Solusi persoalan di Indonesia sekarang ini tak cukup lagi disikapi dengan pilihan untuk menjadi "golput" atau memilih untuk tidak memilih dalam pemilu. Golput dianggap hanya menguntungkan pihak yang bisa memanipulasi opini publik.
Demikian benang merah yang mengemuka dalam dialog Relawan Jokowi dengan aktivis dan budayawan Surabaya, Sabtu (21/9/2013) seperti tertulis dalam rilis yang dikirimkan Media Center Relawan Jokowi.
Dialog diselenggarakan di sela-sela Festival Tunjungan, 19-22 September 2013. Festival diawali dengan pementasan teater monolog di Hotel Majapahit, Kamis malam lalu (19/9).
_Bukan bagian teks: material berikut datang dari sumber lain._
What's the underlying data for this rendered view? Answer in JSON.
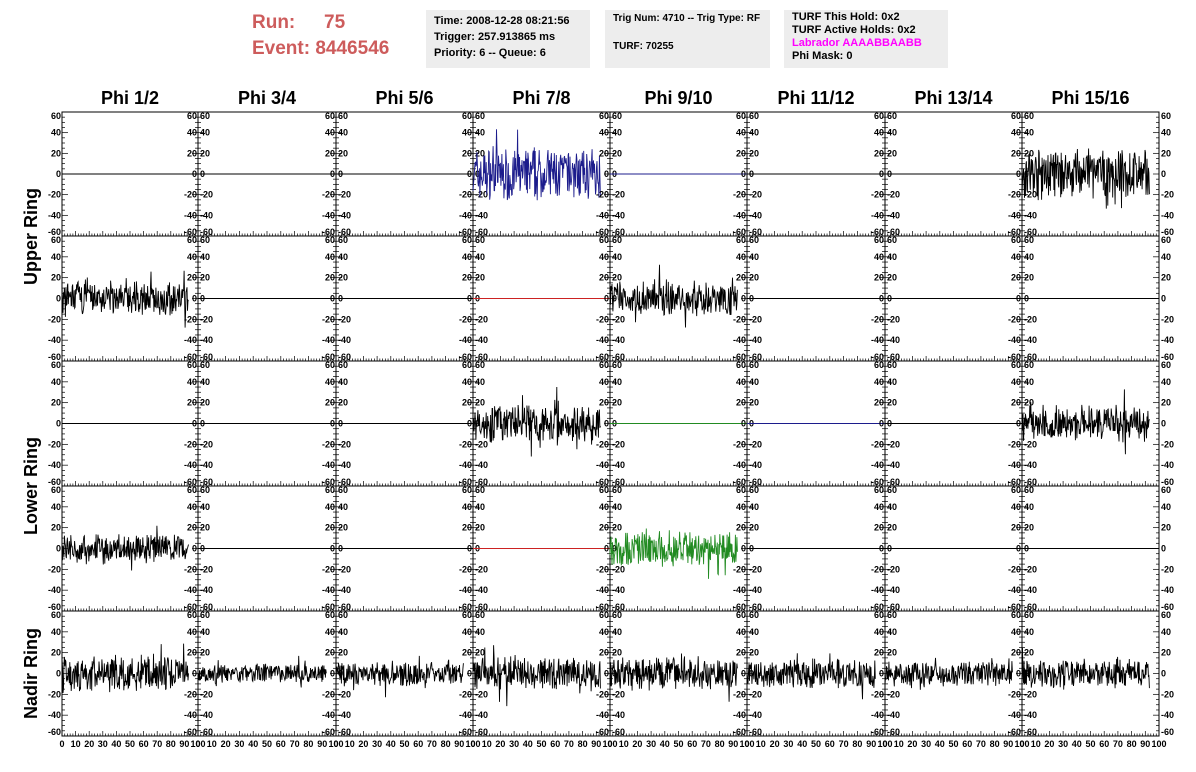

Sekretaris Serikat Rakyat Miskin Indonesia (SRMI) Surabaya, Indra Indra Bagus Sasmito, mengatakan, Rakyat harus melawan imperialisme domestik. Aktivis lainnya, Herry A Sugianto, menambahkan, rakyat sudah lama teraniaya. Sedangkan, aktivis Sirruhu Al Farouq, mempertanyakan kerusakan sistem yang membuat produk pertanian tidak punya daya saing. Harga beras di Indonesia lebih mahal dari sejumlah negara ASEAN.
Sedangkan Ketua DPP Relawan Jokowi, Ferry Alfiand Tjung Phin, mengungkapkan, ongkos angkut barang dari Surabaya ke Jakarta jauh lebih mahal dari ongkos Surabaya ke RRC. Ongkos barang Surabaya-Jakarta juga lebih mahal Warsawa (Polandia) ke Berlin (Jerman). Upah buruh di RRC bisa rendah, karena perumahan, kesehatan dan pendidikan, infrastruktur menjadi tanggungan pemerintah.
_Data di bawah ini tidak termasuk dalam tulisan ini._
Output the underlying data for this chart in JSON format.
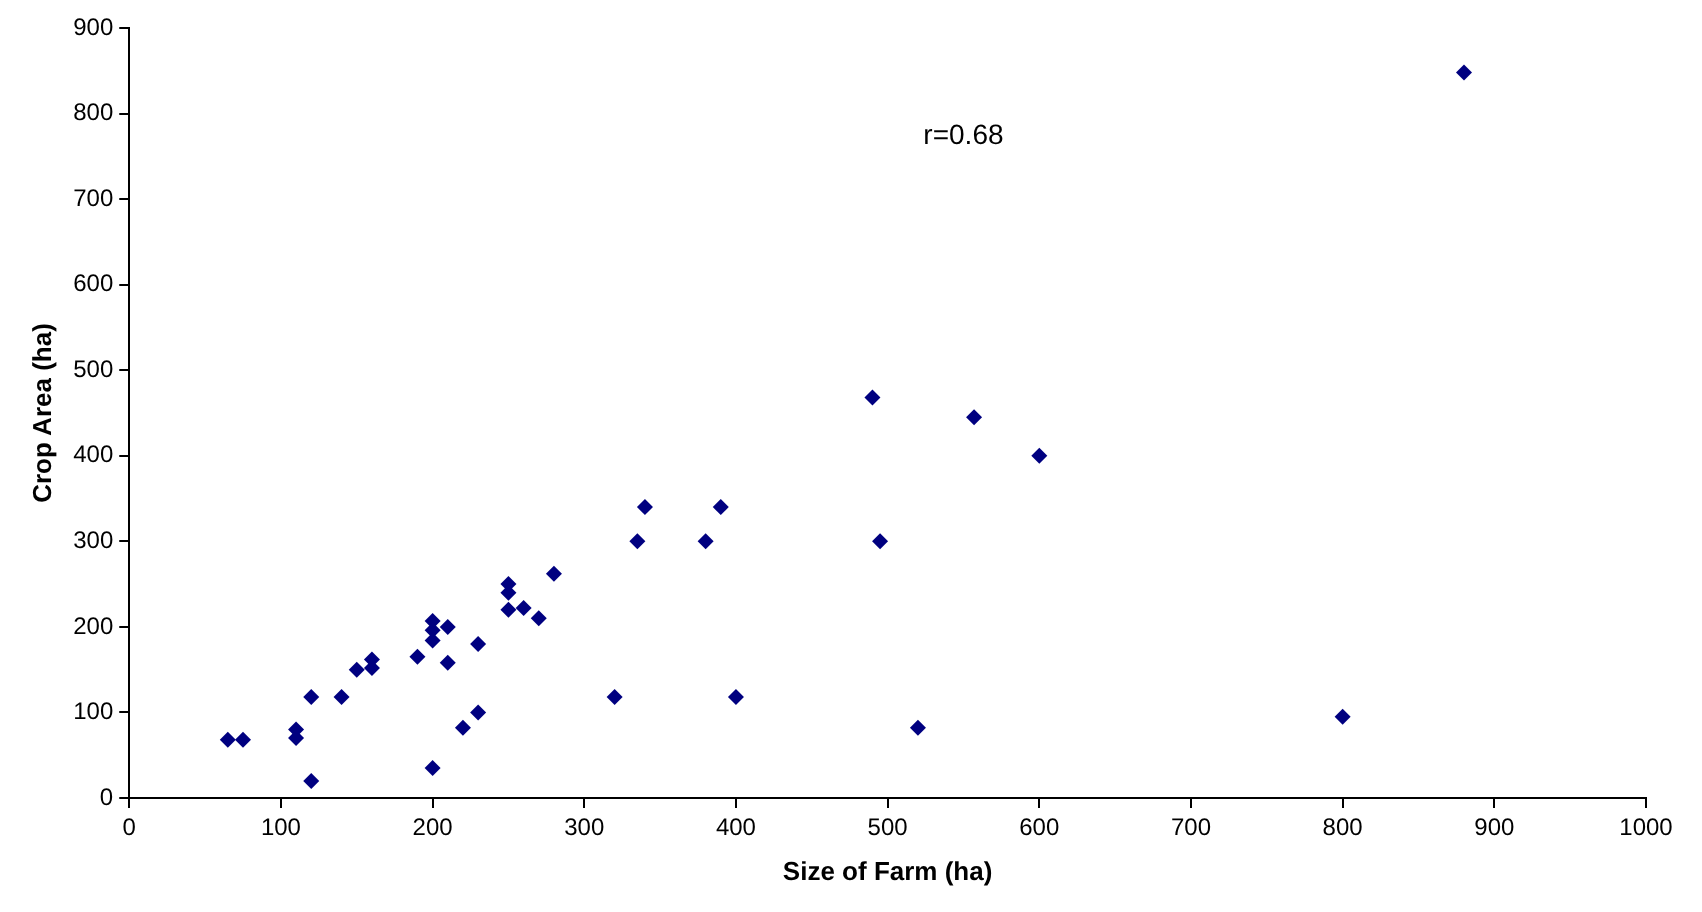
{
  "chart_data": {
    "type": "scatter",
    "xlabel": "Size of Farm (ha)",
    "ylabel": "Crop Area (ha)",
    "annotations": [
      "r=0.68"
    ],
    "x": [
      65,
      75,
      110,
      110,
      120,
      120,
      140,
      150,
      160,
      160,
      190,
      200,
      200,
      200,
      200,
      210,
      210,
      220,
      230,
      230,
      250,
      250,
      250,
      260,
      270,
      280,
      320,
      335,
      340,
      380,
      390,
      400,
      490,
      495,
      520,
      557,
      600,
      800,
      880
    ],
    "series": [
      {
        "color": "#000080",
        "values": [
          68,
          68,
          70,
          80,
          20,
          118,
          118,
          150,
          152,
          162,
          165,
          35,
          184,
          196,
          207,
          158,
          200,
          82,
          100,
          180,
          220,
          240,
          250,
          222,
          210,
          262,
          118,
          300,
          340,
          300,
          340,
          118,
          468,
          300,
          82,
          445,
          400,
          95,
          848
        ]
      }
    ],
    "xlim": [
      0,
      1000
    ],
    "xticks": [
      0,
      100,
      200,
      300,
      400,
      500,
      600,
      700,
      800,
      900,
      1000
    ],
    "ylim": [
      0,
      900
    ],
    "yticks": [
      0,
      100,
      200,
      300,
      400,
      500,
      600,
      700,
      800,
      900
    ],
    "grid": false,
    "legend": false,
    "marker": "diamond"
  }
}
"Maka harus ada perubahan. Partisipasi kita tak cukup lagi dengan golput," katanya.
Ferry pun menjelaskan, ide dasar Relawan Jokowi adalah perubahan, bukan bermula dari fanatisme Jokowi.
"Kami adalah nasionalis yang berserakan. Tapi kalau disebut sebagai kalangan golput yang melembaga, tidak salah juga," katanya.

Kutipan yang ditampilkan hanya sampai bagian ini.